Une frappe aérienne attribuée aux Forces armées de la République démocratique du Congo (FARDC) aurait accidentellement atteint une base de l’ONG internationale War Child à Masisi, dans la province du Nord-Kivu, à l’est de la RDC, relançant les inquiétudes sur la sécurité des civils et des acteurs humanitaires dans un contexte de combats intenses contre le M23.
Selon des informations disponibles, l’attaque aurait initialement visé des positions du mouvement rebelle du M23 et de leurs alliés rwandais signalées à proximité de la localité. Toutefois, le bombardement aurait touché une installation humanitaire, faisant provisoirement état de quatre morts et de huit blessés, ainsi que de la destruction d’une maison. Des vérifications seraient en cours afin d’identifier les victimes et de déterminer avec précision les circonstances de l’incident.

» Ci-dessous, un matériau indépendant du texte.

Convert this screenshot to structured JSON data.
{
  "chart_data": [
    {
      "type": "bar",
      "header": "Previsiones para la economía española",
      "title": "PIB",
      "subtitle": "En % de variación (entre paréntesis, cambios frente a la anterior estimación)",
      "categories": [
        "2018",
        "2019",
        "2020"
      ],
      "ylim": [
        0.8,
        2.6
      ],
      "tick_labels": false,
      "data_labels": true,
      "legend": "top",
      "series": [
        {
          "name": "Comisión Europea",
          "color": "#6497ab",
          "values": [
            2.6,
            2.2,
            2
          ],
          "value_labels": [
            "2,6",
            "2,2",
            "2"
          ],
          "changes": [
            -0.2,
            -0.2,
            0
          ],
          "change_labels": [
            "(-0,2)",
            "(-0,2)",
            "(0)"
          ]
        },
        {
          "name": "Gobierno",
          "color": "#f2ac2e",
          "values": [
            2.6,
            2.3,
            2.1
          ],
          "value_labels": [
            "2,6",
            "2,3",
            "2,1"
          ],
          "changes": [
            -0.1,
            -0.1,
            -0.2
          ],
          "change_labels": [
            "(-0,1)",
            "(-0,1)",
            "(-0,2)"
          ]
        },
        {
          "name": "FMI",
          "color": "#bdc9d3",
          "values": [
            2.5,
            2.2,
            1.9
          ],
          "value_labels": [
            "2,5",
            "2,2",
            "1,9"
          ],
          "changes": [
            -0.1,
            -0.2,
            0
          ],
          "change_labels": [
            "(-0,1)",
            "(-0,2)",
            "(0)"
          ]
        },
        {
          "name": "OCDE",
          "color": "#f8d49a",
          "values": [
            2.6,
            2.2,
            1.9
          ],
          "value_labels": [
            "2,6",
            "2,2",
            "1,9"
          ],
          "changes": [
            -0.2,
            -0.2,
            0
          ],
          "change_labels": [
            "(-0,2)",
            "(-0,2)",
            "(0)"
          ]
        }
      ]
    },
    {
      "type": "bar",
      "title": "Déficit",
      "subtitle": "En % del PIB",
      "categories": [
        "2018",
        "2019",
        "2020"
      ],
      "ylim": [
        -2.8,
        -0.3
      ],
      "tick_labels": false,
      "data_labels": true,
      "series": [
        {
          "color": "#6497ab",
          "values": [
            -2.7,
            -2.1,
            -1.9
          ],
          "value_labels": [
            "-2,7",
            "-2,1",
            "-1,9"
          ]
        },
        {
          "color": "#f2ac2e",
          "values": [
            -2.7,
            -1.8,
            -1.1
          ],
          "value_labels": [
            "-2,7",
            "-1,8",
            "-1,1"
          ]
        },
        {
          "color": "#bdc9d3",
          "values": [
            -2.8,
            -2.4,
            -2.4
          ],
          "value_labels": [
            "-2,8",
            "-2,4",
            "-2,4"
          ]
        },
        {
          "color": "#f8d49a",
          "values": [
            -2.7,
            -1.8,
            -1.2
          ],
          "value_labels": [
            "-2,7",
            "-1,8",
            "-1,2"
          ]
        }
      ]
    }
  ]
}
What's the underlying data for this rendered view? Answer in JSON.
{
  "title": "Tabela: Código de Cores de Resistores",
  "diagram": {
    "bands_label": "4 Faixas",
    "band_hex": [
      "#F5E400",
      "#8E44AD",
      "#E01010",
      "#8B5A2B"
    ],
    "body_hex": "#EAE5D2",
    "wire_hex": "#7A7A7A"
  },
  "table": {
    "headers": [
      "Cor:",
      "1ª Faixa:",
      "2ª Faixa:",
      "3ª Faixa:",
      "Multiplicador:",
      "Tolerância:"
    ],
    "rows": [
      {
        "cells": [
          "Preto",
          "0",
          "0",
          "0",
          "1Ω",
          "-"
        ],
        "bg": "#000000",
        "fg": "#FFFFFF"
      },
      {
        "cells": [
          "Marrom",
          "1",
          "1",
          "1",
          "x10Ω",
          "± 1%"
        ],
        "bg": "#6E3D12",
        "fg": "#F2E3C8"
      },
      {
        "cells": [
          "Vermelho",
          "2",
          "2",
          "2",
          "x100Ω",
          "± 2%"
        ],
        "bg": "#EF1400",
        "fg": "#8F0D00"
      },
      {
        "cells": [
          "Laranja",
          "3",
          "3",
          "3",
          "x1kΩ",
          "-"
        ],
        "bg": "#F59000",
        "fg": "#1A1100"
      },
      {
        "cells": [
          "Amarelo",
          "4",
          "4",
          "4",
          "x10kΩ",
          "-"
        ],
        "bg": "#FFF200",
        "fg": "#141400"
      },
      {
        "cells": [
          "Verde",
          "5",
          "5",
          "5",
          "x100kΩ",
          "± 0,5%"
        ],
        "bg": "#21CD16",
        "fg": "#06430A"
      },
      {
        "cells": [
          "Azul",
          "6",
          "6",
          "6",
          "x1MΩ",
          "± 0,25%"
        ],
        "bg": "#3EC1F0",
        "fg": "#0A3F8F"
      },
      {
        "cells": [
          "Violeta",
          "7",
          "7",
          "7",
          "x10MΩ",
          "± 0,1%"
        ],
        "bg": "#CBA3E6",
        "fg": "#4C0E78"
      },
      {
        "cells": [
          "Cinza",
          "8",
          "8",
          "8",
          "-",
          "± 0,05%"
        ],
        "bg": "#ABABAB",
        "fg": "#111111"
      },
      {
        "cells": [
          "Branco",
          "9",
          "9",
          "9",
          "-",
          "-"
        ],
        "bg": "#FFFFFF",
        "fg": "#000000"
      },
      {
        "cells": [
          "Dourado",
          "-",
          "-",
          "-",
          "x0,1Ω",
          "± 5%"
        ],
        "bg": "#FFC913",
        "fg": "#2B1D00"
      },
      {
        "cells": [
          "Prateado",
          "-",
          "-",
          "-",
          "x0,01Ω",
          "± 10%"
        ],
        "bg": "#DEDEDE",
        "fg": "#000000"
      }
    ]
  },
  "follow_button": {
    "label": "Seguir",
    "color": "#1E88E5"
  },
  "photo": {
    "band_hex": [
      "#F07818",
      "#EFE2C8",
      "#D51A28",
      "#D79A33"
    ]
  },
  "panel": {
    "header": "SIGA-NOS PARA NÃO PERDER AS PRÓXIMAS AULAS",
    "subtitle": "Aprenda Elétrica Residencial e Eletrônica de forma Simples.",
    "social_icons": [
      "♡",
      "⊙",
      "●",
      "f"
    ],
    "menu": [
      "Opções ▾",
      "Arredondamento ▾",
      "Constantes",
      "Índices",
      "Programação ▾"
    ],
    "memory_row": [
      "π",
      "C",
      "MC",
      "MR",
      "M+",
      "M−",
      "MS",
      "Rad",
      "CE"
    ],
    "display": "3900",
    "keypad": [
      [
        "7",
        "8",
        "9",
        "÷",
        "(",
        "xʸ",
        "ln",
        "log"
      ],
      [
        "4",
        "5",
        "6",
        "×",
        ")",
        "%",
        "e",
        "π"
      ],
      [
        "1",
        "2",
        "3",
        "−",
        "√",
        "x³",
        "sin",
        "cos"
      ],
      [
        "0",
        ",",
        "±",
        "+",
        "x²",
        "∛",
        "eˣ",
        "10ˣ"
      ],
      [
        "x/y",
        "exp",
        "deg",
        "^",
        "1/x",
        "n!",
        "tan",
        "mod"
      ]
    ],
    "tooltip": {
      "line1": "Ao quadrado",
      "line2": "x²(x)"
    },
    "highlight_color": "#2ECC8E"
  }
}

À ce stade, les autorités militaires congolaises ne se seraient pas encore prononcées officiellement sur cette frappe, laissant subsister de nombreuses interrogations quant aux responsabilités et aux suites éventuelles. L’ONG War Child, engagée dans la protection et l’assistance aux enfants affectés par les conflits, opérerait depuis plusieurs années dans cette zone particulièrement exposée à l’insécurité.
Le même jour, de violents affrontements auraient éclaté à Buhimba, opposant les rebelles du M23 aux FARDC, appuyées par les milices d’autodéfense Wazalendo. Ces combats illustreraient la poursuite des hostilités dans le Nord-Kivu, où l’intensification des opérations militaires continuerait d’exposer les populations civiles et les humanitaires à de graves risques, en dépit des appels répétés au respect du droit international humanitaire.